I’ve been following the Eugene Police Department’s frequent request for more expensive officers, and it occurs to me that law enforcement is only one aspect of the crisis network. Some other aspects are crisis intervention and de-escalation, drug and alcohol treatment, rape crisis counseling, safe houses for battered women and hunger prevention.

A few of the organizations doing this work are White Bird/Cahoots, Buckley House, Sexual Assault Support Services, Womenspace and FOOD for Lane County. While the presence of the Eugene police can be needed in violent crime and in traffic related crisis, they can’t be expected to manage all aspects of crisis nor are they qualified to. When it comes to distributing funds, it could be effective to strengthen the entire crisis network rather than lean too heavily on one specialized part.

Kari Johnson, Eugene

 

NIKE ARENA LAND

I’ve been reviewing UO land use tricks for quite a while, and the easiest way to understand the UO president’s action relating to his arena proposal is to accept that the underlying intent is to reconfigure and dramatically expand the UO campus.

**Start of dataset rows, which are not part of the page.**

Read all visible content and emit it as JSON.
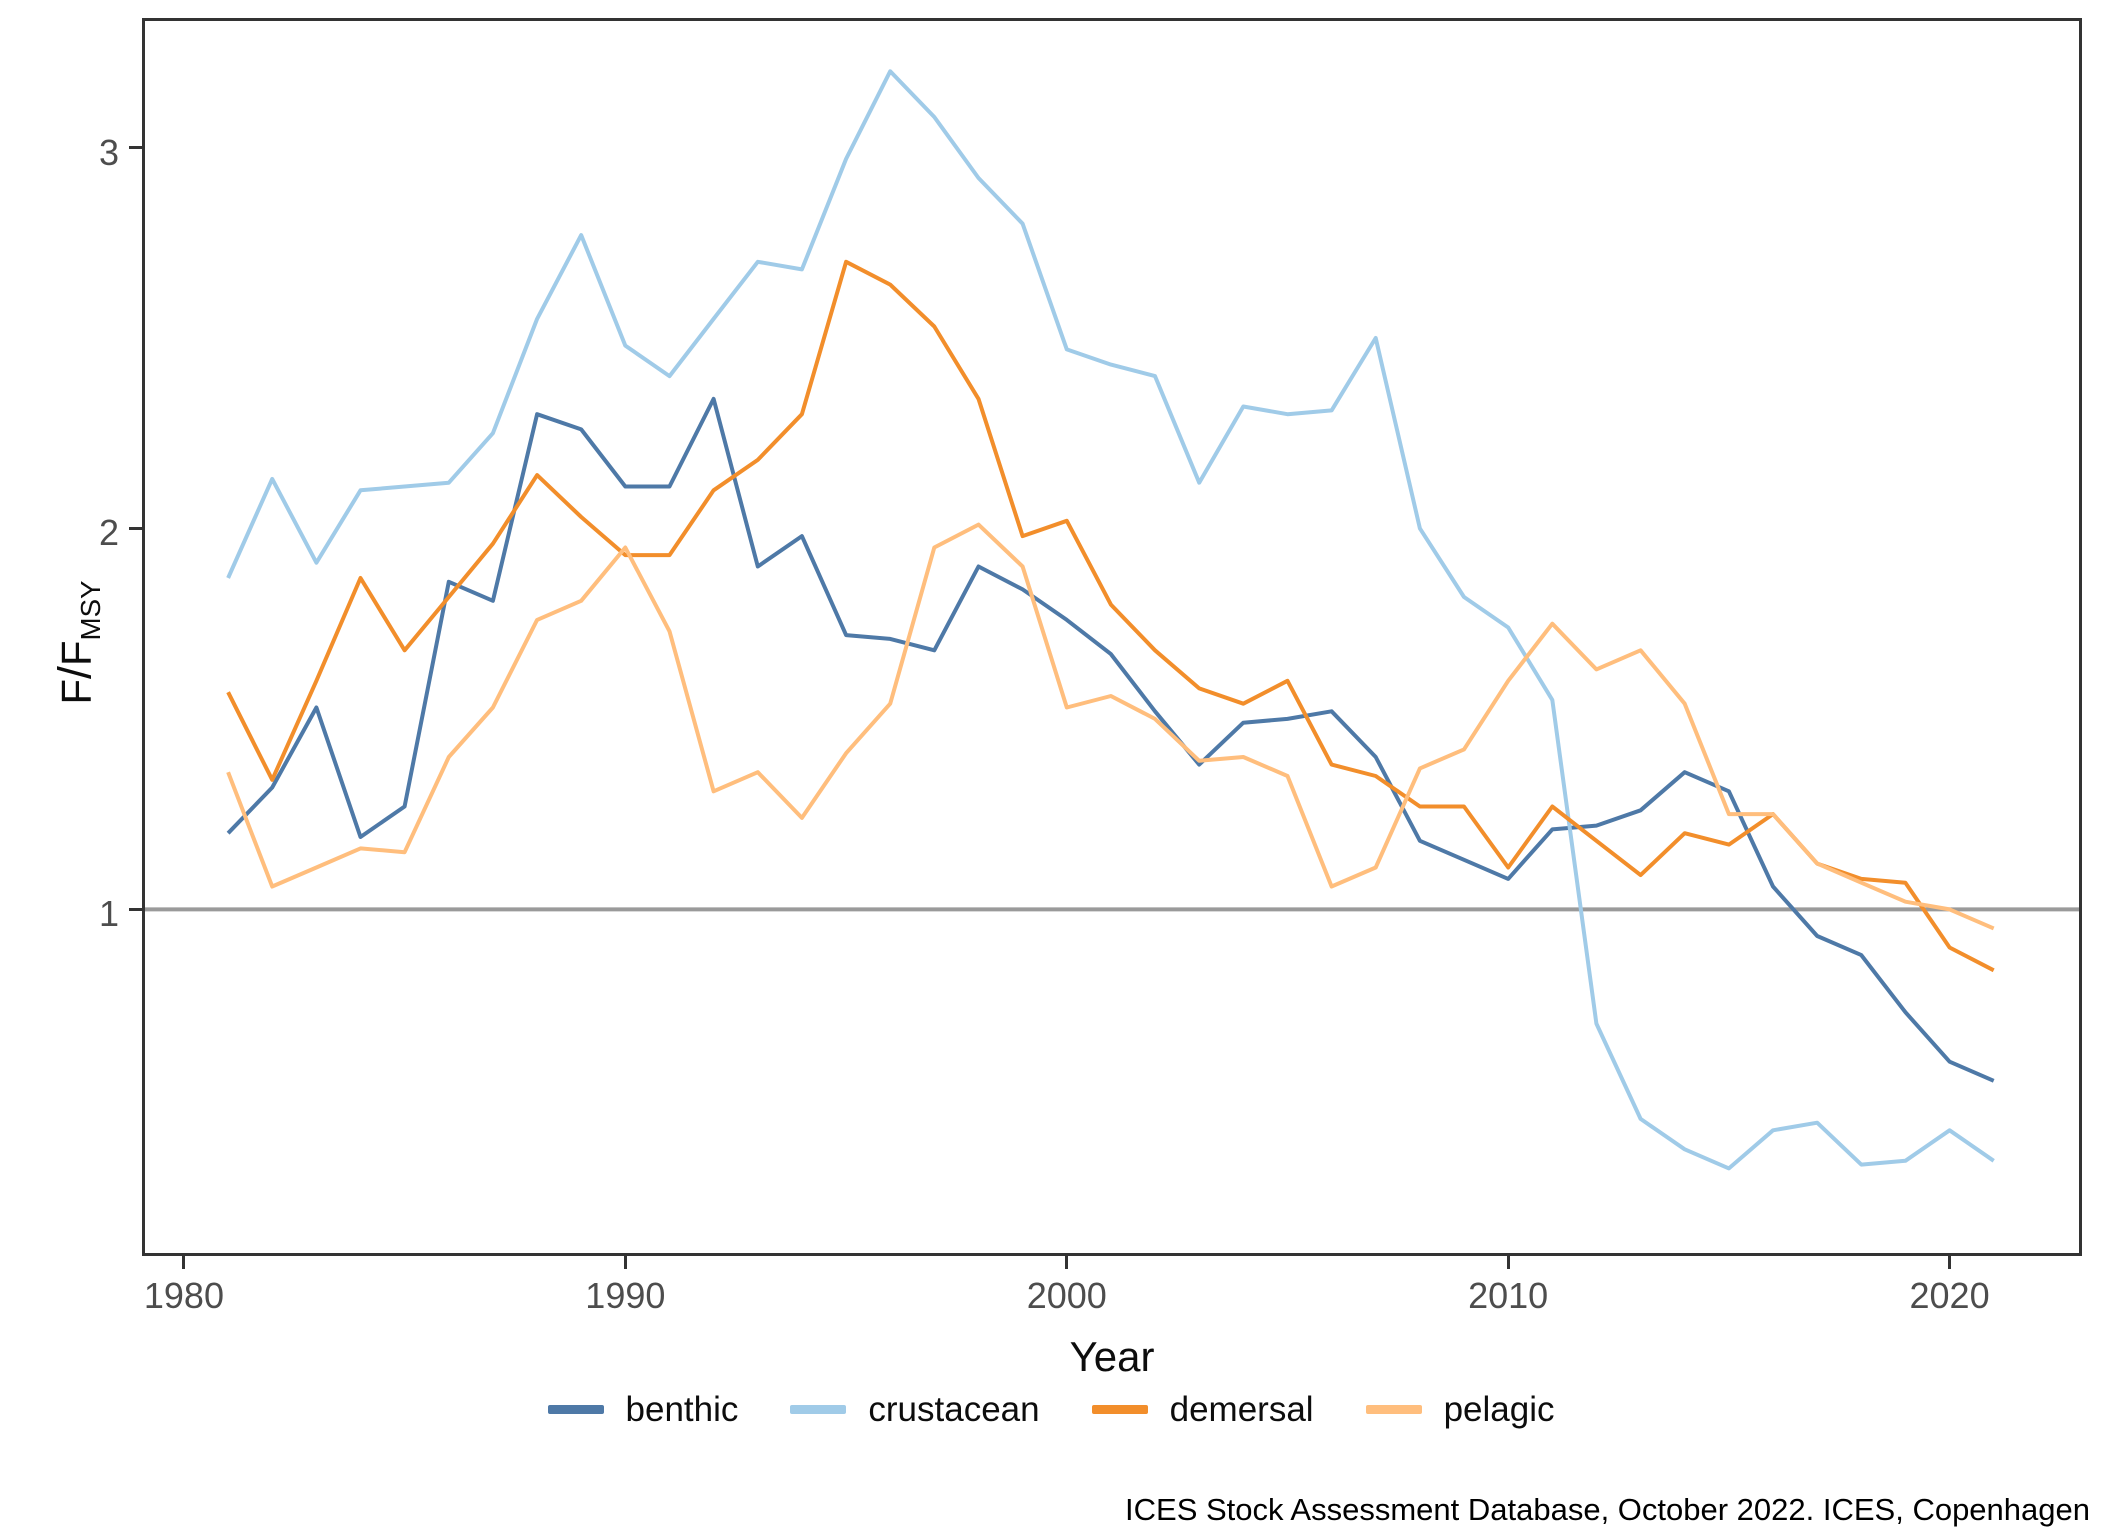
{
  "chart": {
    "y_axis": {
      "title_main": "F",
      "title_slash": "/",
      "title_base": "F",
      "title_sub": "MSY",
      "ticks": [
        1,
        2,
        3
      ]
    },
    "x_axis": {
      "title": "Year",
      "ticks": [
        1980,
        1990,
        2000,
        2010,
        2020
      ]
    },
    "caption": "ICES Stock Assessment Database, October 2022. ICES, Copenhagen"
  },
  "chart_data": {
    "type": "line",
    "title": "",
    "xlabel": "Year",
    "ylabel": "F/F_MSY",
    "grid": false,
    "legend_position": "bottom",
    "reference_line_y": 1,
    "x_domain": [
      1979.05,
      2023.0
    ],
    "y_domain": [
      0.09,
      3.34
    ],
    "x": [
      1981,
      1982,
      1983,
      1984,
      1985,
      1986,
      1987,
      1988,
      1989,
      1990,
      1991,
      1992,
      1993,
      1994,
      1995,
      1996,
      1997,
      1998,
      1999,
      2000,
      2001,
      2002,
      2003,
      2004,
      2005,
      2006,
      2007,
      2008,
      2009,
      2010,
      2011,
      2012,
      2013,
      2014,
      2015,
      2016,
      2017,
      2018,
      2019,
      2020,
      2021
    ],
    "series": [
      {
        "name": "benthic",
        "color": "#4e79a7",
        "values": [
          1.2,
          1.32,
          1.53,
          1.19,
          1.27,
          1.86,
          1.81,
          2.3,
          2.26,
          2.11,
          2.11,
          2.34,
          1.9,
          1.98,
          1.72,
          1.71,
          1.68,
          1.9,
          1.84,
          1.76,
          1.67,
          1.52,
          1.38,
          1.49,
          1.5,
          1.52,
          1.4,
          1.18,
          1.13,
          1.08,
          1.21,
          1.22,
          1.26,
          1.36,
          1.31,
          1.06,
          0.93,
          0.88,
          0.73,
          0.6,
          0.55
        ]
      },
      {
        "name": "crustacean",
        "color": "#a0cbe8",
        "values": [
          1.87,
          2.13,
          1.91,
          2.1,
          2.11,
          2.12,
          2.25,
          2.55,
          2.77,
          2.48,
          2.4,
          2.55,
          2.7,
          2.68,
          2.97,
          3.2,
          3.08,
          2.92,
          2.8,
          2.47,
          2.43,
          2.4,
          2.12,
          2.32,
          2.3,
          2.31,
          2.5,
          2.0,
          1.82,
          1.74,
          1.55,
          0.7,
          0.45,
          0.37,
          0.32,
          0.42,
          0.44,
          0.33,
          0.34,
          0.42,
          0.34
        ]
      },
      {
        "name": "demersal",
        "color": "#f28e2b",
        "values": [
          1.57,
          1.34,
          1.6,
          1.87,
          1.68,
          1.82,
          1.96,
          2.14,
          2.03,
          1.93,
          1.93,
          2.1,
          2.18,
          2.3,
          2.7,
          2.64,
          2.53,
          2.34,
          1.98,
          2.02,
          1.8,
          1.68,
          1.58,
          1.54,
          1.6,
          1.38,
          1.35,
          1.27,
          1.27,
          1.11,
          1.27,
          1.18,
          1.09,
          1.2,
          1.17,
          1.25,
          1.12,
          1.08,
          1.07,
          0.9,
          0.84
        ]
      },
      {
        "name": "pelagic",
        "color": "#ffbe7d",
        "values": [
          1.36,
          1.06,
          1.11,
          1.16,
          1.15,
          1.4,
          1.53,
          1.76,
          1.81,
          1.95,
          1.73,
          1.31,
          1.36,
          1.24,
          1.41,
          1.54,
          1.95,
          2.01,
          1.9,
          1.53,
          1.56,
          1.5,
          1.39,
          1.4,
          1.35,
          1.06,
          1.11,
          1.37,
          1.42,
          1.6,
          1.75,
          1.63,
          1.68,
          1.54,
          1.25,
          1.25,
          1.12,
          1.07,
          1.02,
          1.0,
          0.95
        ]
      }
    ]
  },
  "style": {
    "axis_color": "#333333",
    "tick_label_color": "#4d4d4d",
    "reference_line_color": "#9a9a9a",
    "panel_border_color": "#333333",
    "line_width": 4
  }
}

The arena proposal has nothing to do with serving the needs or interests of the fans, students or surrounding community.

UO President Frohnmayer’s failure to include parking provisions shows the chaos strategy that the president hopes will enable him to sustain acquisition of parcels which surround UO and UO Foundation land.

It is the goal of our governor, Nike, Frohnmayer and UO Housing Director Mike Eyster to establish an elite riverfront research live/work urban village “renaissance” to replace the businesses, housing and natural areas that now exist near Franklin Boulevard. That is what the Kilkenny-funded study called the Farkas Report calls for.

The recent change to completely public financing of the arena is likely to ensure that Frohnmayer retains the ability to utilize eminent domain to seize properties that Phil Knight determines necessary for his architect’s master planning. By keeping the arena categorized as a public project, private interests can help to steer the UO land annexation surge and gain control of property using the university as their acquisition tool.